As far as mixing monitors from FOH, it certainly can be done but in some situations it can put a lot of extra load on both the console and the operator. Having the option for a separate monitor mix, and to learn all three roles (FOH only, monitor only and combined), seems to have potential benefits.

I am curious about the comments in running it from the booth when a dedicated operator is not required. That essentially just seems to represent giving a virtual representation of the mixer at a different location, it isn't changing the functionality or skill set required to operate and would seem to require the same technical and mix skills, if not higher, than mixing with the work surface. Being able to mix remotely certainly has potential advantages but for most consoles I do not see it necessarily relating to simplifying the operation, more just having freedom in where the operator is located and with some systems not requiring the physical space for the work surface.


----------



## fredthe (Oct 30, 2009)

Brad, you do make a good point on having both analog and digital boards available to learn on, and this is certanly an educational environment. We do have smaller Mackie boards as part of the video system, and in the TV studio... but I can see where an analog board for monitors may add to the educational experience.

museav said:


> I am curious about the comments in running it from the booth when a dedicated operator is not required. That essentially just seems to represent giving a virtual representation of the mixer at a different location, it isn't changing the functionality or skill set required to operate and would seem to require the same technical and mix skills, if not higher, than mixing with the work surface. Being able to mix remotely certainly has potential advantages but for most consoles I do not see it necessarily relating to simplifying the operation, more just having freedom in where the operator is located and with some systems not requiring the physical space for the work surface.


They typically use the "remote mixing" for things like lectures... You only need one or two Mics, but someone needs to be in the booth to run lights, the video system for presentations, etc. These events tend to run on a crew of 1, so it's good to be able to remote the console. For anything more than that (or if the speaker is someone like the school superintendant) they've got someone at the board.

-Fred


----------



## TimmyP1955 (Oct 30, 2009)

Monitors from FOH.

If separate mixer, LS9.

How much monitor mixing do you need? As a general rule, the only things that should be in the monitors are the music tracks (if no live orchestra) or just those few instruments from the orchestra that are needed for pitch and timing (piano + ?). It is usually counterproductive to have the cast in the monitors (among other things, being in the monitors causes them to reduce their already poor projection).


----------



## rwhealey (Oct 30, 2009)

High school theaters do a lot more than musical theater! In fact, my high school did one musical a year and had events every week. We had a church with a modern-style band rent the whole summer that would have benefited tremendously from a separate monitor board.


----------



## Footer (Oct 30, 2009)

What events would this console be used for exactly?


----------



## fredthe (Nov 2, 2009)

Kyle,
The console would be used for one musical a year, plus spossibly the occasional rock band.
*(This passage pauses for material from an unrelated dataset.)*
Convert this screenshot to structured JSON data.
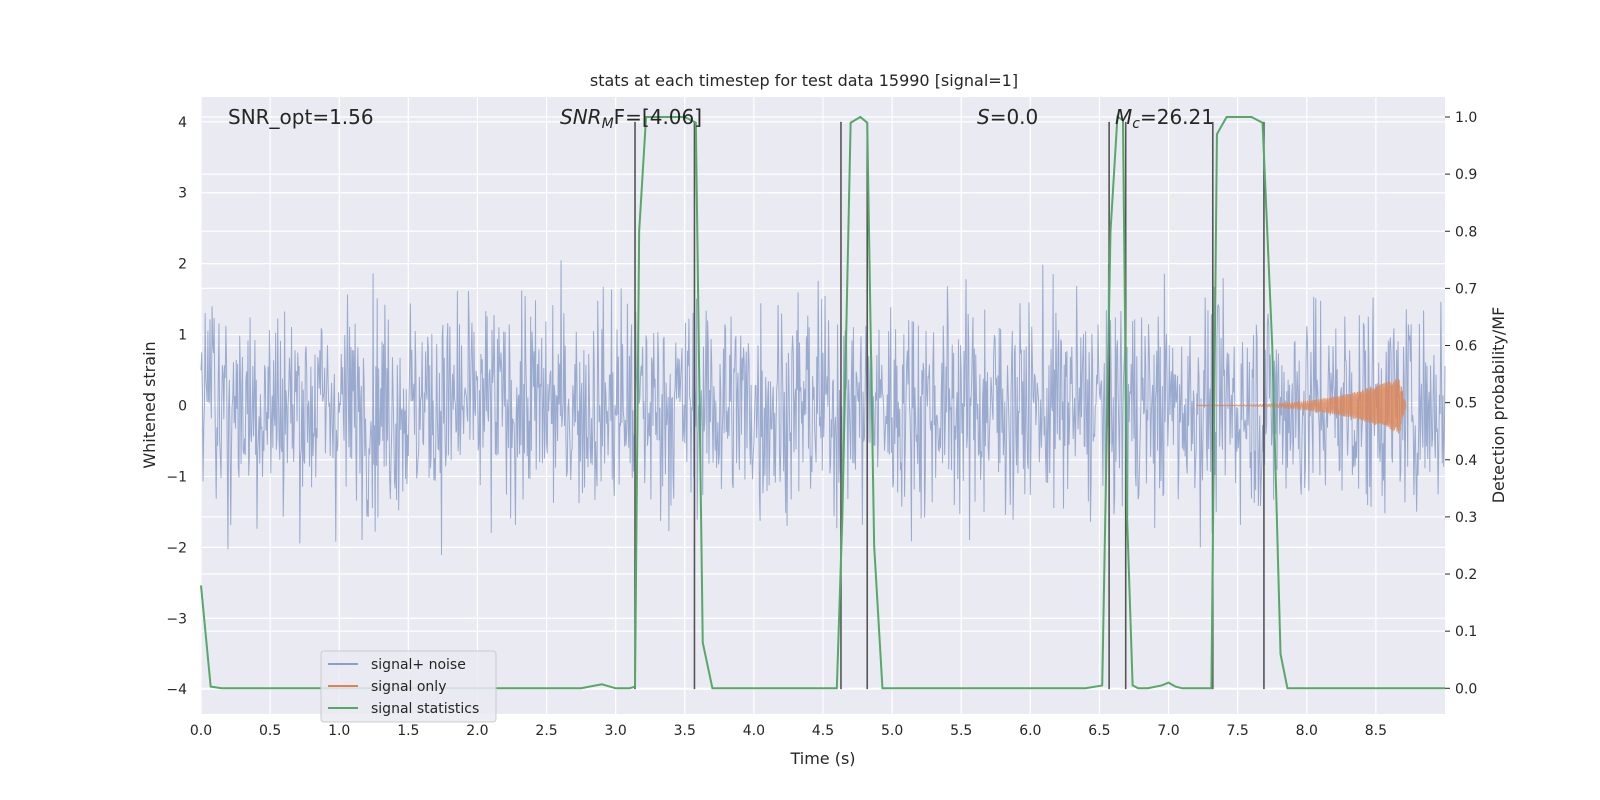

I talked with the TD, and he admitted that the main reason he was even considering this was because "the director wants it." He agrees that it's not the best way to use funds, but if the director insists, and comes up with the money, at least I've got some good options to suggest.
(This is the same director who insists there's a "Magic Microphone" that can be used to amplify the chorus so they can be heard over the orchestra during the musicals... but that's another thread )

-Fred


----------



## jkowtko (Nov 2, 2009)

If you've got $8k to burn and students to teach, why don't you split it and get both an analog and digital board? The LS9-16 clocks in around $4k, and a GL2800-24 about the same ... probably two great boards to teach on, and they're both portable


----------



## DigitalDJ21 (Dec 23, 2009)

At the high school I work at we've had a M7CL - 48CH for three years now. We've been running all our monitors right off the M7, it's perfect because it's got 16 OMNI-outs, I'm not sure about the 32 version but I believe it also has just as may mixes, omnis', and matrixes available.


----------